According to official Catholic teaching, all these passages show God acts first – Grace is present first. Grace then empowers belief and good works.
‘Merit’ is the word the Catholic Church uses for good works that are a result of God’s Grace working in us. This is often misunderstood by Protestants who believe merit means we can force God, through our actions, to give us heaven. Quite the contrary, the Catholic Church states that strictly speaking man has no right to merit anything apart from God and any merit is first and last entirely due to God’s Grace.
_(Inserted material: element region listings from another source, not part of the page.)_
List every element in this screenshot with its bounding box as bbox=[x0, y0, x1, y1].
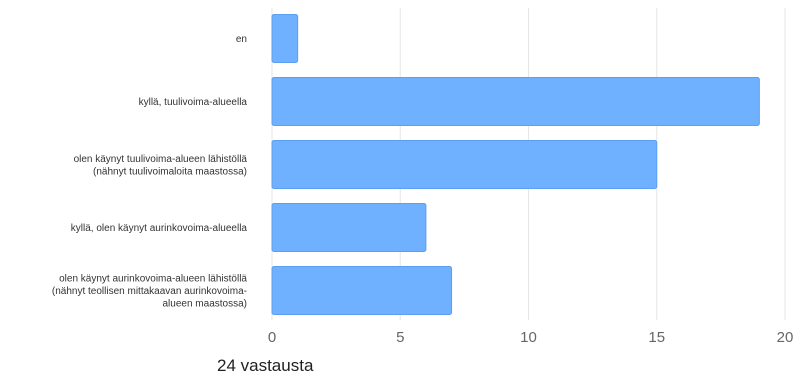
bar bbox=[271, 140, 658, 189]
x-tick-labels: 0 5 10 15 20 bbox=[268, 329, 794, 346]
bar bbox=[271, 203, 427, 252]
category-label: olen käynyt tuulivoima-alueen lähistöllä bbox=[74, 154, 248, 165]
x-tick-label: 20 bbox=[777, 329, 794, 346]
bar bbox=[271, 77, 760, 126]
bar bbox=[271, 14, 299, 63]
category-label: kyllä, tuulivoima-alueella bbox=[139, 97, 248, 108]
category-label: olen käynyt aurinkovoima-alueen lähistöl… bbox=[59, 274, 247, 285]
bar-chart: en kyllä, tuulivoima-alueella olen käynyt … bbox=[52, 8, 794, 346]
x-tick-label: 0 bbox=[268, 329, 276, 346]
category-label: alueen maastossa) bbox=[163, 299, 248, 310]
category-label: en bbox=[236, 34, 247, 45]
category-label: kyllä, olen käynyt aurinkovoima-alueella bbox=[71, 223, 248, 234]
x-tick-label: 10 bbox=[520, 329, 537, 346]
category-label: (nähnyt teollisen mittakaavan aurinkovoi… bbox=[52, 286, 247, 297]
response-count: 24 vastausta bbox=[217, 356, 314, 375]
x-tick-label: 15 bbox=[648, 329, 665, 346]
category-labels: en kyllä, tuulivoima-alueella olen käynyt … bbox=[52, 34, 248, 310]
bars bbox=[271, 14, 760, 315]
bar bbox=[271, 266, 453, 315]
category-label: (nähnyt tuulivoimaloita maastossa) bbox=[93, 166, 247, 177]
x-tick-label: 5 bbox=[396, 329, 404, 346]
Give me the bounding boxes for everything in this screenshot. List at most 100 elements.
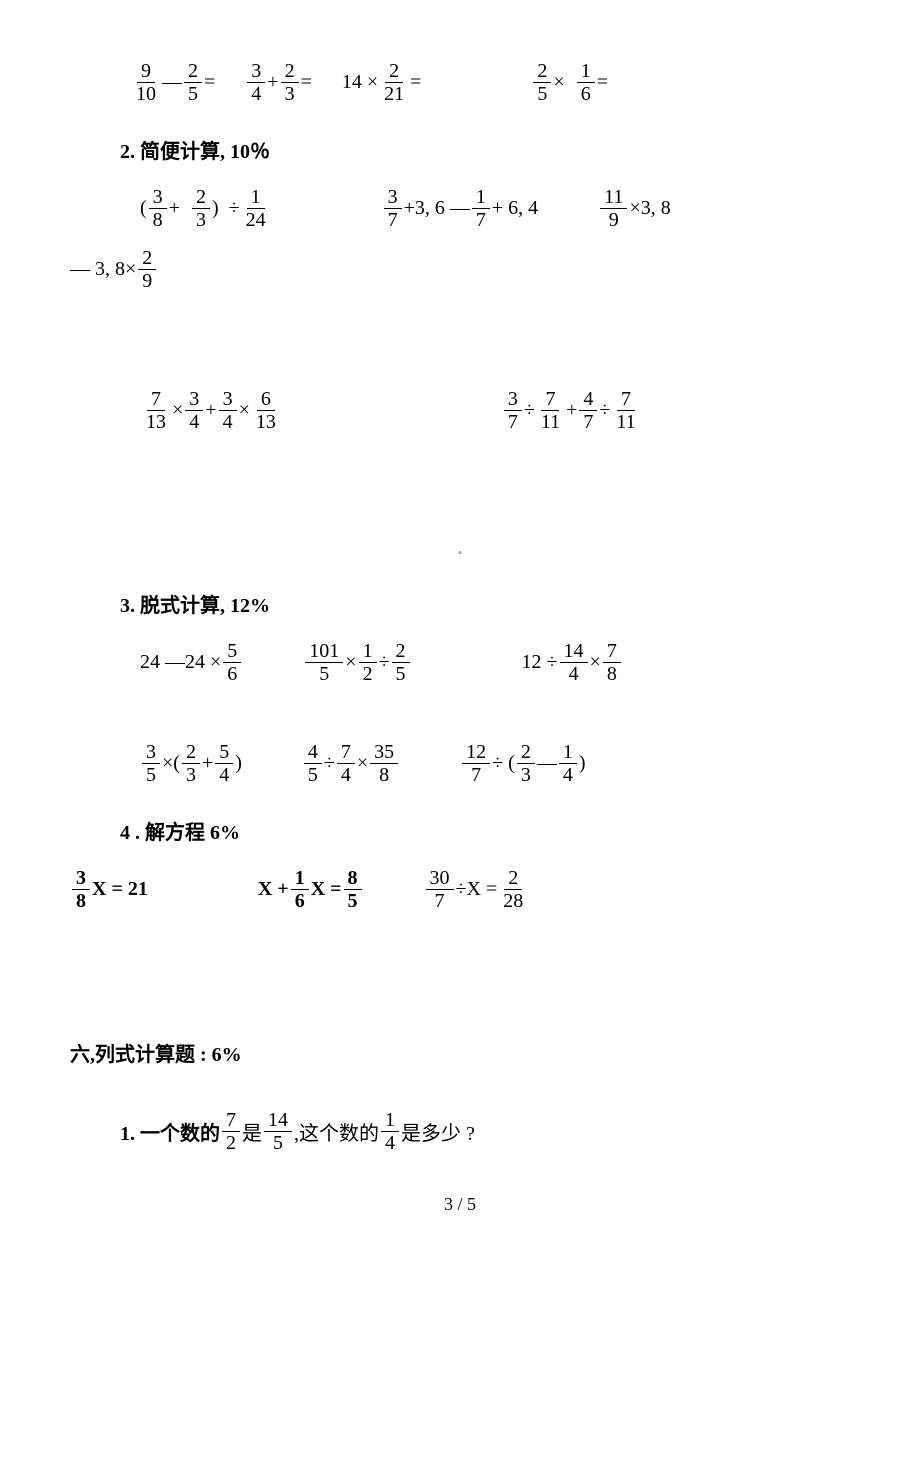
expr-2b: 37 +3, 6 — 17 + 6, 4 bbox=[382, 186, 539, 231]
fraction: 16 bbox=[577, 60, 595, 105]
op: + bbox=[267, 71, 278, 94]
expr-2c-cont: — 3, 8× 29 bbox=[70, 247, 158, 292]
op: ÷ bbox=[599, 399, 610, 422]
expr-6a: 38 X = 21 bbox=[70, 867, 148, 912]
fraction: 47 bbox=[579, 388, 597, 433]
simplify-row-1b: — 3, 8× 29 bbox=[70, 247, 850, 292]
fraction: 144 bbox=[560, 640, 588, 685]
expr-2c: 119 ×3, 8 bbox=[598, 186, 671, 231]
fraction: 25 bbox=[533, 60, 551, 105]
text: ,这个数的 bbox=[294, 1117, 379, 1146]
expr-4b: 1015 × 12 ÷ 25 bbox=[303, 640, 411, 685]
fraction: 23 bbox=[281, 60, 299, 105]
op: ÷ bbox=[524, 399, 535, 422]
op: + bbox=[566, 399, 577, 422]
expr-6c: 307 ÷X = 228 bbox=[424, 867, 530, 912]
simplify-row-1: ( 38 + 23 ) ÷ 124 37 +3, 6 — 17 + 6, 4 1… bbox=[140, 186, 850, 231]
fraction: 910 bbox=[132, 60, 160, 105]
section-6-heading: 六,列式计算题 : 6% bbox=[70, 1038, 850, 1067]
fraction: 711 bbox=[537, 388, 564, 433]
text: 24 —24 × bbox=[140, 651, 221, 674]
calc-row-2: 35 ×( 23 + 54 ) 45 ÷ 74 × 358 127 ÷ ( 23… bbox=[140, 741, 850, 786]
expr-3-left: 713 × 34 + 34 × 613 bbox=[140, 388, 282, 433]
op: + bbox=[205, 399, 216, 422]
text: ÷X = bbox=[456, 878, 498, 901]
word-problem-1: 1. 一个数的 72 是 145 ,这个数的 14 是多少 ? bbox=[120, 1109, 850, 1154]
section-2-heading: 2. 简便计算, 10％ bbox=[120, 135, 850, 164]
fraction: 54 bbox=[215, 741, 233, 786]
fraction: 14 bbox=[381, 1109, 399, 1154]
fraction: 713 bbox=[142, 388, 170, 433]
op: × bbox=[172, 399, 183, 422]
op: × bbox=[345, 651, 356, 674]
fraction: 78 bbox=[603, 640, 621, 685]
eq: = bbox=[410, 71, 421, 94]
text: + 6, 4 bbox=[492, 197, 538, 220]
fraction: 34 bbox=[247, 60, 265, 105]
expr-1a: 910 — 25 = bbox=[130, 60, 215, 105]
fraction: 85 bbox=[344, 867, 362, 912]
expr-2a: ( 38 + 23 ) ÷ 124 bbox=[140, 186, 272, 231]
text: 1. 一个数的 bbox=[120, 1117, 220, 1146]
op: ÷ bbox=[229, 197, 240, 220]
fraction: 358 bbox=[370, 741, 398, 786]
fraction: 25 bbox=[184, 60, 202, 105]
paren-open: ( bbox=[140, 197, 147, 220]
text: 是 bbox=[242, 1117, 262, 1146]
fraction: 23 bbox=[182, 741, 200, 786]
eq: = bbox=[597, 71, 608, 94]
simplify-row-2: 713 × 34 + 34 × 613 37 ÷ 711 + 47 ÷ 711 bbox=[140, 388, 850, 433]
mental-calc-row: 910 — 25 = 34 + 23 = 14 × 221 = 25 × 16 … bbox=[130, 60, 850, 105]
expr-1d: 25 × 16 = bbox=[531, 60, 608, 105]
fraction: 35 bbox=[142, 741, 160, 786]
op: × bbox=[239, 399, 250, 422]
expr-4a: 24 —24 × 56 bbox=[140, 640, 243, 685]
text: 是多少 ? bbox=[401, 1117, 475, 1146]
op: ÷ bbox=[379, 651, 390, 674]
equation-row: 38 X = 21 X + 16 X = 85 307 ÷X = 228 bbox=[70, 867, 850, 912]
q1-expr: 1. 一个数的 72 是 145 ,这个数的 14 是多少 ? bbox=[120, 1109, 475, 1154]
op: × bbox=[357, 752, 368, 775]
op: × bbox=[553, 71, 564, 94]
fraction: 228 bbox=[499, 867, 527, 912]
expr-6b: X + 16 X = 85 bbox=[258, 867, 364, 912]
paren-close: ) bbox=[579, 752, 586, 775]
fraction: 17 bbox=[472, 186, 490, 231]
fraction: 12 bbox=[359, 640, 377, 685]
expr-1b: 34 + 23 = bbox=[245, 60, 312, 105]
fraction: 29 bbox=[138, 247, 156, 292]
eq: = bbox=[301, 71, 312, 94]
watermark-dot: ▪ bbox=[70, 547, 850, 559]
fraction: 221 bbox=[380, 60, 408, 105]
expr-3-right: 37 ÷ 711 + 47 ÷ 711 bbox=[502, 388, 642, 433]
expr-5b: 45 ÷ 74 × 358 bbox=[302, 741, 400, 786]
calc-row-1: 24 —24 × 56 1015 × 12 ÷ 25 12 ÷ 144 × 78 bbox=[140, 640, 850, 685]
paren-close: ) bbox=[235, 752, 242, 775]
section-3-heading: 3. 脱式计算, 12% bbox=[120, 589, 850, 618]
fraction: 56 bbox=[223, 640, 241, 685]
expr-1c: 14 × 221 = bbox=[342, 60, 422, 105]
op: ÷ bbox=[324, 752, 335, 775]
text: 12 ÷ bbox=[522, 651, 558, 674]
fraction: 37 bbox=[504, 388, 522, 433]
paren-close: ) bbox=[212, 197, 219, 220]
fraction: 23 bbox=[517, 741, 535, 786]
fraction: 38 bbox=[149, 186, 167, 231]
fraction: 124 bbox=[242, 186, 270, 231]
text: — 3, 8× bbox=[70, 258, 136, 281]
fraction: 119 bbox=[600, 186, 627, 231]
text: X + bbox=[258, 878, 289, 901]
op: — bbox=[537, 752, 557, 775]
fraction: 37 bbox=[384, 186, 402, 231]
expr-4c: 12 ÷ 144 × 78 bbox=[522, 640, 623, 685]
op: ÷ ( bbox=[492, 752, 515, 775]
fraction: 45 bbox=[304, 741, 322, 786]
fraction: 34 bbox=[185, 388, 203, 433]
fraction: 74 bbox=[337, 741, 355, 786]
fraction: 16 bbox=[291, 867, 309, 912]
op: + bbox=[202, 752, 213, 775]
expr-5c: 127 ÷ ( 23 — 14 ) bbox=[460, 741, 585, 786]
text: X = 21 bbox=[92, 878, 148, 901]
text: X = bbox=[311, 878, 342, 901]
lead: 14 × bbox=[342, 71, 378, 94]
Far from condoning a “works based salvation,” the Catholic Church teaches that without faith – which is only possible as an unearned gift from God (i.e. Grace) – no one is ever justified, nor will anyone get to heaven.
To end, here’s a little story that shows Catholic teaching on Salvation, Grace, Faith and Works: There was a man who died and found himself at the Pearly Gates. In front of the gates was a kiosk with St. Peter sitting inside. St. Peter called the man up and said, “I need you to tell me all the good things you’ve done in your life. I will put them into my computer and they’ll be scored. When you reach a score of 1000, you can enter heaven.”
A big smile crossed the man’s face. He immediately said, “I went to church every Sunday, Holy Day and most other days as well.”
St. Peter typed on his computer and a few seconds later said, “Very good. That’s 1 point.”
“One point?!?” gasped the man. “Ok, my wife and I ran a soup kitchen for 30 years where we served dozens of people, three meals a day, seven days a week.”
St. Peter looked at his computer. “Very good. That’s another point!”
The man blanched and a cold sweat came upon his brow. “Um, I was married to my wife for 50 years. I was a virgin when we married and I never so much as thought about another woman!”
“Great! Another point!”
The man began to get desperate, his knees began to shake. “I said a Rosary every day for my entire life!”
“Wow! That’s a half a point!”
At this the man collapsed onto his knees. The realization of his unworthiness hit him like a ton of bricks. He began to sob. “The only way I’m going to get in is by the Grace of God!”
“Congratulations, that’s 1000 points. Welcome to heaven!”
This is Catholic teaching.
 Named after Pelagius, a 5th Century heretical theologian who taught Original Sin did not exist and essentially that man could save himself without God’s help.
 CCC 161
 cf CCC 1983, 1996-2005
 Note that the Ephesians passages denotes a difference between ‘works’ – believed to be a reference to ‘Works of the Law’ or the Jewish ritualistic cleanliness laws – and ‘good works’ which are not only not condemned, but shown to be the reason for our existence!